L’eccesso colposo sottintende i presupposti della scriminante con il superamento dei limiti a quest’ultima collegati, sicché, per stabilire se nel fatto si siano ecceduti colposamente i limiti della difesa legittima, bisogna prima accertare la inadeguatezza della reazione difensiva, per l’eccesso nell’uso dei mezzi a disposizione dell’aggredito in un preciso contesto spazio temporale e con valutazione ex ante, e occorre poi procedere ad un’ulteriore differenziazione tra eccesso dovuto ad errore di valutazione ed eccesso consapevole e volontario, dato che solo il primo rientra nello schema dell’eccesso colposo delineato dall’art. 55 cod. pen., mentre il secondo consiste in una scelta volontaria, la quale comporta il superamento doloso degli schemi della scriminante” (cfr. Sez. 1, n. 45425 del 25/10/2005, dep. 15/12/2005, P.G. in proc. Bollardi, Rv. 233352).
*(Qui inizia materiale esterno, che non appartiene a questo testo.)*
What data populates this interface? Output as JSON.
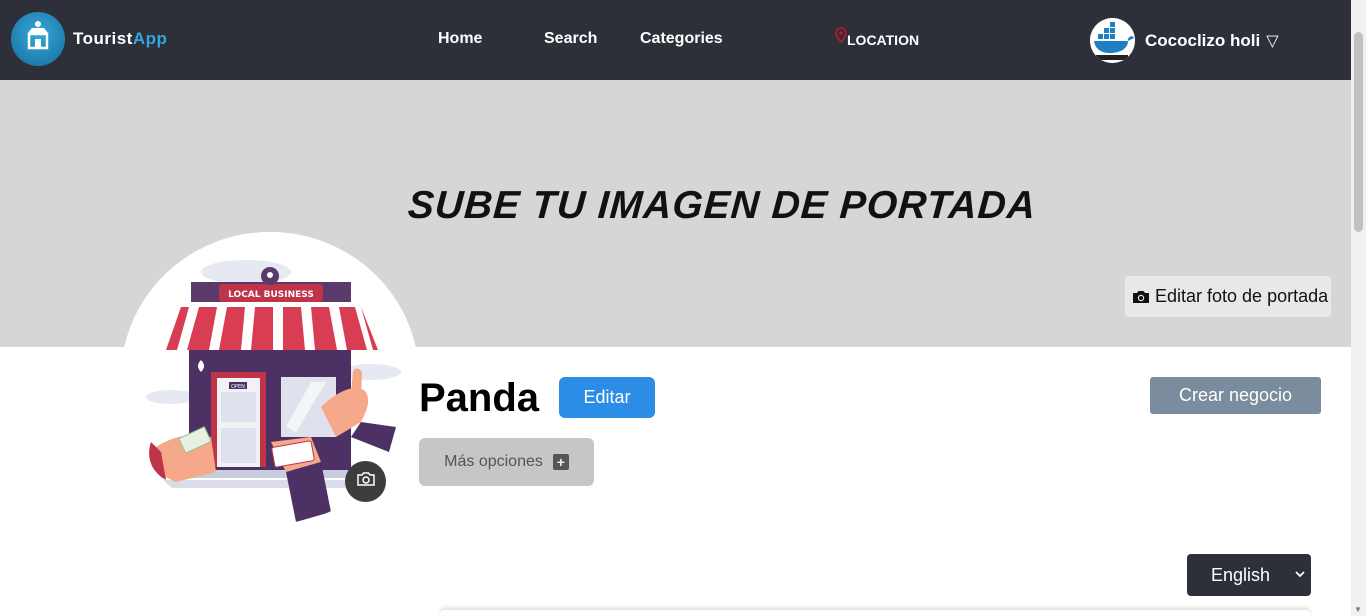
{
  "brand": {
    "name_part1": "Tourist",
    "name_part2": "App",
    "accent": "#32a6e0"
  },
  "nav": {
    "home": "Home",
    "search": "Search",
    "categories": "Categories",
    "location": "LOCATION",
    "location_icon": "map-pin-icon"
  },
  "user": {
    "name": "Cococlizo holi",
    "caret": "▽",
    "avatar_icon": "docker-whale-icon"
  },
  "cover": {
    "placeholder_text": "SUBE TU IMAGEN DE PORTADA",
    "edit_label": "Editar foto de portada",
    "background": "#d6d6d6"
  },
  "profile": {
    "name": "Panda",
    "edit_label": "Editar",
    "more_options_label": "Más opciones",
    "create_business_label": "Crear negocio",
    "avatar_sign_text": "LOCAL BUSINESS",
    "avatar_door_sign": "OPEN"
  },
  "language": {
    "selected": "English"
  },
  "colors": {
    "navbar": "#2d3038",
    "edit_button": "#2b8de6",
    "create_button": "#7a8c9e",
    "more_button": "#c6c6c6"
  }
}
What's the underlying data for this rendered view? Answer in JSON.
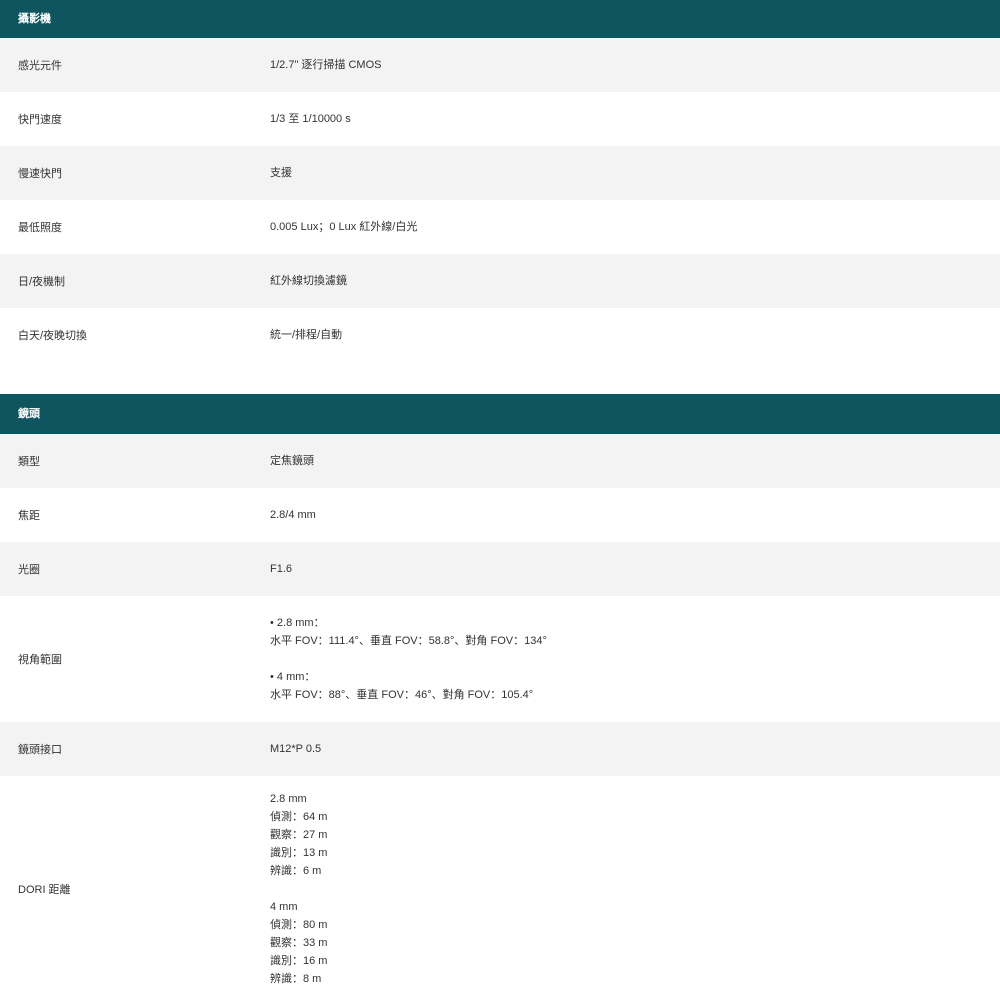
{
  "sections": [
    {
      "title": "攝影機",
      "rows": [
        {
          "label": "感光元件",
          "value": "1/2.7\" 逐行掃描 CMOS"
        },
        {
          "label": "快門速度",
          "value": "1/3 至 1/10000 s"
        },
        {
          "label": "慢速快門",
          "value": "支援"
        },
        {
          "label": "最低照度",
          "value": "0.005 Lux；0 Lux 紅外線/白光"
        },
        {
          "label": "日/夜機制",
          "value": "紅外線切換濾鏡"
        },
        {
          "label": "白天/夜晚切換",
          "value": "統一/排程/自動"
        }
      ]
    },
    {
      "title": "鏡頭",
      "rows": [
        {
          "label": "類型",
          "value": "定焦鏡頭"
        },
        {
          "label": "焦距",
          "value": "2.8/4 mm"
        },
        {
          "label": "光圈",
          "value": "F1.6"
        },
        {
          "label": "視角範圍",
          "fov": {
            "a_title": "• 2.8 mm：",
            "a_detail": "水平 FOV：111.4°、垂直 FOV：58.8°、對角 FOV：134°",
            "b_title": "• 4 mm：",
            "b_detail": "水平 FOV：88°、垂直 FOV：46°、對角 FOV：105.4°"
          }
        },
        {
          "label": "鏡頭接口",
          "value": "M12*P 0.5"
        },
        {
          "label": "DORI 距離",
          "dori": {
            "a": [
              "2.8 mm",
              "偵測：64 m",
              "觀察：27 m",
              "識別：13 m",
              "辨識：6 m"
            ],
            "b": [
              "4 mm",
              "偵測：80 m",
              "觀察：33 m",
              "識別：16 m",
              "辨識：8 m"
            ]
          }
        }
      ]
    }
  ]
}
Nemmeno è possibile, proprio in conseguenza della mancanza di armi riscontrata in capo alle vittime, ritenere sussistenti i presupposti della legittima difesa putativa – espressamente invocata dalla difesa del ricorrente – alla luce dei parametri ermeneutici elaborati da questa Corte, secondo la quale: “La legittima difesa putativa postula i medesimi presupposti di quella reale, con la sola differenza che nella prima la situazione di pericolo non sussiste obiettivamente ma è supposta dall’agente sulla base di un errore scusabile nell’apprezzamento dei fatti, determinato da una situazione obiettiva atta a far sorgere nel soggetto la convinzione di trovarsi in presenza del pericolo attuale di un’offesa ingiusta; sicché, in mancanza di dati di fatto concreti, l’esimente putativa non può ricondursi ad un criterio di carattere meramente soggettivo identificato dal solo timore o dal solo stato d’animo dell’agente” (cfr. Sez. 1, n. 3898 del 18/02/1997, dep. 28/04/1997, Micheli, Rv. 207736).
Queste considerazioni processuali impongono di ritenere infondato anche tale motivo di ricorso.
5. Le ragioni che si sono esposte inducono a ritenere infondato il ricorso proposto nell’interesse di L.B. , con la conseguente condanna del ricorrente al pagamento delle spese processuali.
P.Q.M.

Rigetta il ricorso e condanna il ricorrente al pagamento delle spese processuali.